On one of five stops throughout Minnesota, the Journey of the Sacred Hoop brought several speakers and a visioning process to Palace Casino & Hotel. The Journey of the Sacred Hoop also made a stop Wednesday in Red Lake. Other stops include the White Earth and Fond du Lac reservations and the Twin Cities.
"Our mission is 100 communities in healing by 2010," said Don Coyhis of the Mohican Nation, who is president and founder of White Bison, Inc., an American Indian nonprofit organization based in Colorado Springs, Colo.
White Bison is a facilitator of the Wellbriety Movement, which teaches that culture is key to prevention of chemical dependency and other dysfunctional behaviors, according to the White Bison Web site.
One of the goals of the current Journey of the Sacred Hoop is to discuss building a Wellbriety Movement in Minnesota, Coyhis said. Another goal, he said, is to see if tribes want to commit to healing as part of the movement.
"We know that we are part of the change that needs to take place," Coyhis said.
But, he said, no one can change a community directly. He said change begins with individual healing. Once individuals change, he said, families begin to change, and when families begin to change, communities -- and eventually nations -- begin to change.
He emphasized the role that culture plays in wellbriety, a term defined by White Bison as being sober and well.
"Our culture is prevention," said Coyhis, noting that being well involves people knowing and living who they are.
He said inside all humans is a blueprint of an innate knowledge of their own wellbeing.
"When you act according to the blueprint, that's when you're the happiest," he said.
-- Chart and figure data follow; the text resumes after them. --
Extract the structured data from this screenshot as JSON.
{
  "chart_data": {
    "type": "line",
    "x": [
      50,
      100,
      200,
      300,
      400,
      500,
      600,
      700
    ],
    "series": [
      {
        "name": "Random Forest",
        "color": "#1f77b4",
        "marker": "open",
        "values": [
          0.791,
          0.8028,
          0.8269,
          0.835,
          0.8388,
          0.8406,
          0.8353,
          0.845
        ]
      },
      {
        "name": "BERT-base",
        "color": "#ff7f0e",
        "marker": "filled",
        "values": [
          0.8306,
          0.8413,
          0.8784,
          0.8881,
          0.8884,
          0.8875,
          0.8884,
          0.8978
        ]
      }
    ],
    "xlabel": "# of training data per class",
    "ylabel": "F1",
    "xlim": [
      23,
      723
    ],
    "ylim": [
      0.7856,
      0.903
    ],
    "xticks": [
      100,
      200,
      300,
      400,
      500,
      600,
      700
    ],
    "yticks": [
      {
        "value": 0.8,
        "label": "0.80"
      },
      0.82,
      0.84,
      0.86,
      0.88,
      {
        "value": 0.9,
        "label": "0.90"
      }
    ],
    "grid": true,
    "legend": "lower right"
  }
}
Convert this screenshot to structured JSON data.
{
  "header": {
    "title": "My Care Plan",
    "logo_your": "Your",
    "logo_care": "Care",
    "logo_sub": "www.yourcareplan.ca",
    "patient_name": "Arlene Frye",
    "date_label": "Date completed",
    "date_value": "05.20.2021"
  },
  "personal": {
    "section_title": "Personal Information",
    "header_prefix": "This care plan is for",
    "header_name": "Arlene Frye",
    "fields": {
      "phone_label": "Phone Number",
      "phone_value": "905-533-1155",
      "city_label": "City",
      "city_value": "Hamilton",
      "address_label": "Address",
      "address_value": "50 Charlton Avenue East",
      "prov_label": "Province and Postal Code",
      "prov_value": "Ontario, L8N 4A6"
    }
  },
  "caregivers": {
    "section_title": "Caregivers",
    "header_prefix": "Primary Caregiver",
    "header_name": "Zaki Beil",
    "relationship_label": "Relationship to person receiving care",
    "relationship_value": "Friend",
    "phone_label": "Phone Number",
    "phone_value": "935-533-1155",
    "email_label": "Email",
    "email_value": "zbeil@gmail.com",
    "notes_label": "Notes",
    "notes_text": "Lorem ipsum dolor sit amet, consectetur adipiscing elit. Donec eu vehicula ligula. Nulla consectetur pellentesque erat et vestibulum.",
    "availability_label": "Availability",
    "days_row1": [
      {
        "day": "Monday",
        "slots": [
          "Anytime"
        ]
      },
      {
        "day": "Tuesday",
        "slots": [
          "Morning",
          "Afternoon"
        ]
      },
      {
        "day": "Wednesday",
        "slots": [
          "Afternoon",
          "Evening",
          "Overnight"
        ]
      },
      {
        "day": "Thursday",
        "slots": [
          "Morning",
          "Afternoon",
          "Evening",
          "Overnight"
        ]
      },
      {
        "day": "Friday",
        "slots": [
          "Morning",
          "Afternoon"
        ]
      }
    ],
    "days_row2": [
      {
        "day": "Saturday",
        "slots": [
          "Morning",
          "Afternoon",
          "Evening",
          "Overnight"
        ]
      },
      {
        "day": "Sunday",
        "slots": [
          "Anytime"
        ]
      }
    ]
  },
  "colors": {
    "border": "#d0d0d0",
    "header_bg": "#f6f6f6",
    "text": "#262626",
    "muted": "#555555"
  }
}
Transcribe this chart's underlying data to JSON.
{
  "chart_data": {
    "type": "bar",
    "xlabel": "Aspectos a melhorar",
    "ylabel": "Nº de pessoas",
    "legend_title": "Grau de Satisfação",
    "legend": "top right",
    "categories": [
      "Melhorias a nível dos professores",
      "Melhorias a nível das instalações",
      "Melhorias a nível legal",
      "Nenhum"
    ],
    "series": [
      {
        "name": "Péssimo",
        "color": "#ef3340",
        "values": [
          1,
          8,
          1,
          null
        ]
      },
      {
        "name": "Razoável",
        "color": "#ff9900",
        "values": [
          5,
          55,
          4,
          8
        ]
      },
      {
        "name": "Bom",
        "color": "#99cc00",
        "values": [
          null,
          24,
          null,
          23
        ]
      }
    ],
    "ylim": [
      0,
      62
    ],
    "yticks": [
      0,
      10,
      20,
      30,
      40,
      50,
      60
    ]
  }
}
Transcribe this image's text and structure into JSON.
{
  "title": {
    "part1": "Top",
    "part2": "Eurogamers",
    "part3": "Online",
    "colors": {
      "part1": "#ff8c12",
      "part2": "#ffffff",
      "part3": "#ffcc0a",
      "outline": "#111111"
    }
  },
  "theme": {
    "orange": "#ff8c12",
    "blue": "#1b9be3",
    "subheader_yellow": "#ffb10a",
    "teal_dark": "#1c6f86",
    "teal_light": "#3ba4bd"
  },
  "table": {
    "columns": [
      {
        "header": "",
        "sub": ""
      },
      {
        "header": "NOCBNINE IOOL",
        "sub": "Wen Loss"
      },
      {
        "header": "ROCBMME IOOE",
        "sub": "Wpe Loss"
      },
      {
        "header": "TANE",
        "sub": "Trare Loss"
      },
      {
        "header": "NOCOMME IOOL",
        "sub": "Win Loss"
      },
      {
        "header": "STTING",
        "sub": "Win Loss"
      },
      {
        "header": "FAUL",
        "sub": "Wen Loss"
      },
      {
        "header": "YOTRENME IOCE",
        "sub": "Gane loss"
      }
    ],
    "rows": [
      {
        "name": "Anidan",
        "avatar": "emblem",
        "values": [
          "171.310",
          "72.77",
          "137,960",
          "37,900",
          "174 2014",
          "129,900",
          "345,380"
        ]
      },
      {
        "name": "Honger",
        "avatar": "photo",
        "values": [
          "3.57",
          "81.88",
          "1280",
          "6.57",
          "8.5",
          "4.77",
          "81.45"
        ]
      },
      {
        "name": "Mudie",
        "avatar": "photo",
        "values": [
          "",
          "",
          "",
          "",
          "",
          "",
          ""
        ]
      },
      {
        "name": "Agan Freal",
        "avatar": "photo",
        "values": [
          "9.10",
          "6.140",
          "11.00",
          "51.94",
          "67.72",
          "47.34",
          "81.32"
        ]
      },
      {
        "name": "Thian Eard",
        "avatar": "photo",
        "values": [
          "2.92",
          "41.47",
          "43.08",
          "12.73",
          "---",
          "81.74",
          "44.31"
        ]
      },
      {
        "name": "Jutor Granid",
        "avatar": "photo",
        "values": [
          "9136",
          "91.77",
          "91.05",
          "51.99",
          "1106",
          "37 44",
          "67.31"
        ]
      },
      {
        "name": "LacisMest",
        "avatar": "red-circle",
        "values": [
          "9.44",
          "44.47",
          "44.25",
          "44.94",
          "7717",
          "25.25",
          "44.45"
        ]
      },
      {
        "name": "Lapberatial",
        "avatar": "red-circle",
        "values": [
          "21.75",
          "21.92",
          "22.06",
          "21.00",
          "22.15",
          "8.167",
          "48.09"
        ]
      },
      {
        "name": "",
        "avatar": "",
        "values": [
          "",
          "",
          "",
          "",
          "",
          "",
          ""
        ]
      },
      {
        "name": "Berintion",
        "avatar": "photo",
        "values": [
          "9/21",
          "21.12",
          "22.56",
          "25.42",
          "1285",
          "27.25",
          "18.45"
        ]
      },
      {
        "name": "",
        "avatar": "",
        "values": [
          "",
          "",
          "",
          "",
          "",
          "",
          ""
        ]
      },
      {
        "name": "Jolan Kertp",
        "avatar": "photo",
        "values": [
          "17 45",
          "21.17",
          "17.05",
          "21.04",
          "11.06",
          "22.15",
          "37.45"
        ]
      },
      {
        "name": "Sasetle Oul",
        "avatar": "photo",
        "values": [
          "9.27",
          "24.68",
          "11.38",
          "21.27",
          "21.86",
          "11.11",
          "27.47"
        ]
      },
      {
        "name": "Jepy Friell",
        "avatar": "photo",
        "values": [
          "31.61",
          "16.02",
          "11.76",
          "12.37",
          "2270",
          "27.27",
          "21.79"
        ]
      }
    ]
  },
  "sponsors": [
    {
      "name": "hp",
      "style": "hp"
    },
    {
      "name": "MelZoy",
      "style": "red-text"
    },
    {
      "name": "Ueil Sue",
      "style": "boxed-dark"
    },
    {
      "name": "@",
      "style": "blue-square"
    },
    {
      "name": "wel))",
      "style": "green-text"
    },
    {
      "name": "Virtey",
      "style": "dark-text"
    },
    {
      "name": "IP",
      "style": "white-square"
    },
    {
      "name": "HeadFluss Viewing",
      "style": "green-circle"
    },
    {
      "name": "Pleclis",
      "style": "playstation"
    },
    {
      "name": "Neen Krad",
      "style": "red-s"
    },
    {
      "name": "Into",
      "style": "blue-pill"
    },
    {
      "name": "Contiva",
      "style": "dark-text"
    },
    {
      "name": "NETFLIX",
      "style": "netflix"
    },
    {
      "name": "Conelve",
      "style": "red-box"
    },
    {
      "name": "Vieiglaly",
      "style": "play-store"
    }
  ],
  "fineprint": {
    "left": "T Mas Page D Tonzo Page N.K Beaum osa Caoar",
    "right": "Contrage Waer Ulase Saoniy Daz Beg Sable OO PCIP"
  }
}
One woman who is discovering wellbriety -- DeLinda HisGun of Redby -- shared her story of chemical dependency and recovery Thursday.
She said she became an alcoholic first and started using drugs later in life after a tragedy. With alcoholics and drug addicts in her family, she said, "It's half in my DNA and half in my nurturing environment." Although she too began using, she is now drug free.
"I've been meth free since Labor Day of 2005," she said.
She noted that alcoholism and drug use doesn't just affect the person who is using.
"It touches everyone," said HisGun, who is a Sisseton-Wahpeton enrollee. "We all need to be there for each other, to support each other."
Since moving to the area to go to a treatment center in Red Lake, HisGun started building a support system with mostly American Indian women.
In one of his talks, Coyhis said passionate people are most effective when it comes to changing a community. To get this passion, he said people need to pray to the Creator and ask what their purpose is, have persistence and not give up.
Accompanying Coyhis on the journey across Minnesota is the Sacred Hoop, which was built in 1995 as envisioned by an American Indian man. The wooden hoop has the capacity to hold 100 feathers that represent communities that commit to the Wellbriety Movement.
"This is a journey we must make ourselves," Coyhis said. "We know what's broke. Not only do we know what's broke, but we know how to heal it."